Genie Fleet
The orchestration layer that runs every Genie workload on the GPUs you own. Add a machine and it gets work, with zero cloud-side config.
What it is
Fleet is how Genie turns a set of GPU machines into one pool of capacity. Each machine runs an inference engine and reports its status; the cloud is a stateless brain that routes each request to the best machine for the job. Scaling is just add a worker.
Concepts
- Worker: a GPU machine that serves inference and runs jobs. It heartbeats its status every 30 seconds and loads models on command. It never decides routing or knows about other workers.
- Cloud: the central brain: a fleet registry, an inference router, a model planner, and a job queue. Stateless and serverless; it holds no model weights.
- Queue: a logical channel a worker subscribes to.
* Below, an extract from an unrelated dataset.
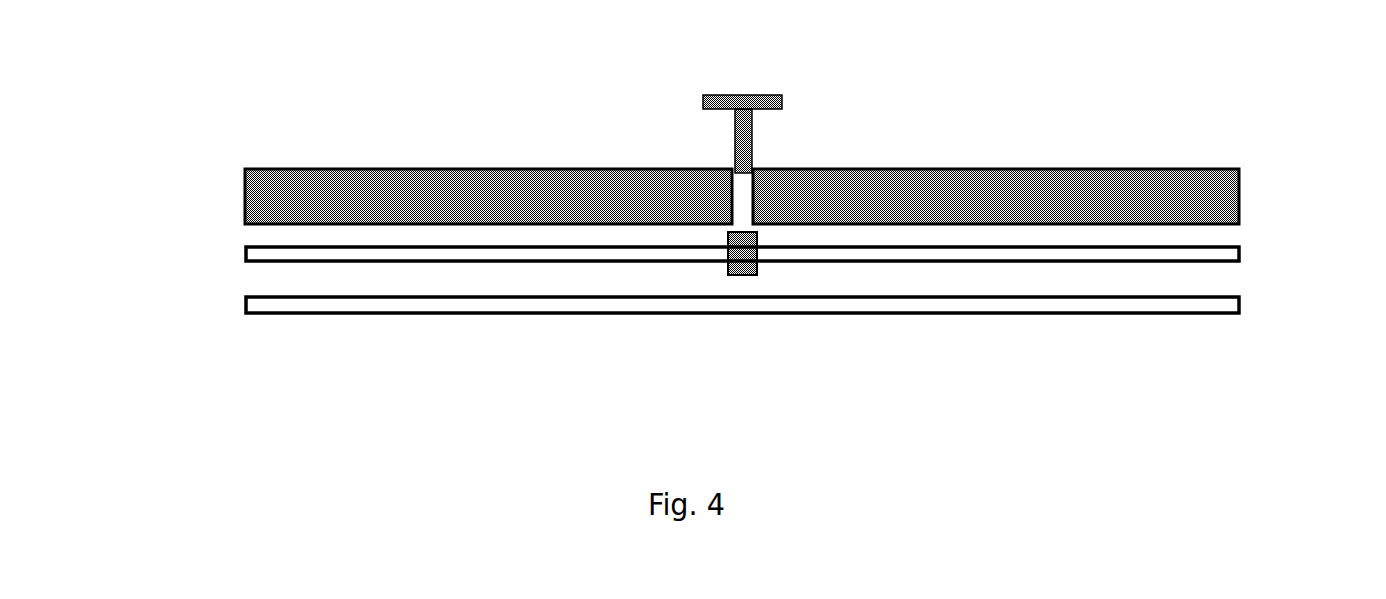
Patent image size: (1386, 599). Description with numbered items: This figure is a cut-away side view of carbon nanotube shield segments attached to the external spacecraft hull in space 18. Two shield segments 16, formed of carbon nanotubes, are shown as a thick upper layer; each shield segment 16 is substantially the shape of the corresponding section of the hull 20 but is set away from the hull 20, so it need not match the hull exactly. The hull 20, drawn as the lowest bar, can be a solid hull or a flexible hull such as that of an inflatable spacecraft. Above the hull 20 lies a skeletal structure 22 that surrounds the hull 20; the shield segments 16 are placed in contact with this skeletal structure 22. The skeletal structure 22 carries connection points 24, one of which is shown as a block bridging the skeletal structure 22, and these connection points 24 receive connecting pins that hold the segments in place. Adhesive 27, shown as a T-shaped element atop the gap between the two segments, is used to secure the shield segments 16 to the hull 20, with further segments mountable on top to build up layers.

genieserves shared workloads; an org can have dedicated workers on its own queue. - Persona routing: work is routed by persona (review, coder, chat…), so the smallest model that solves the task handles it.
Local-first, by contract
Prompts and code run on your machines. Cloud overflow exists only as a capacity valve (when local queue depth exceeds your SLA), and it is opt-in, never the default. When it does run, overflow uses the same engines and the same open-weights models at the same quant: never a third-party API. This is the local-first axiom, and it is a contract, not a preference.
Running your own workers
Install the worker, point it at your org, and start it; it registers, subscribes to its queue, and begins serving. The cloud issues load/unload directives in heartbeat responses; you never hand-place models. See Genie Inference for the API that runs on top of the fleet, and Models for the catalog a fleet can serve.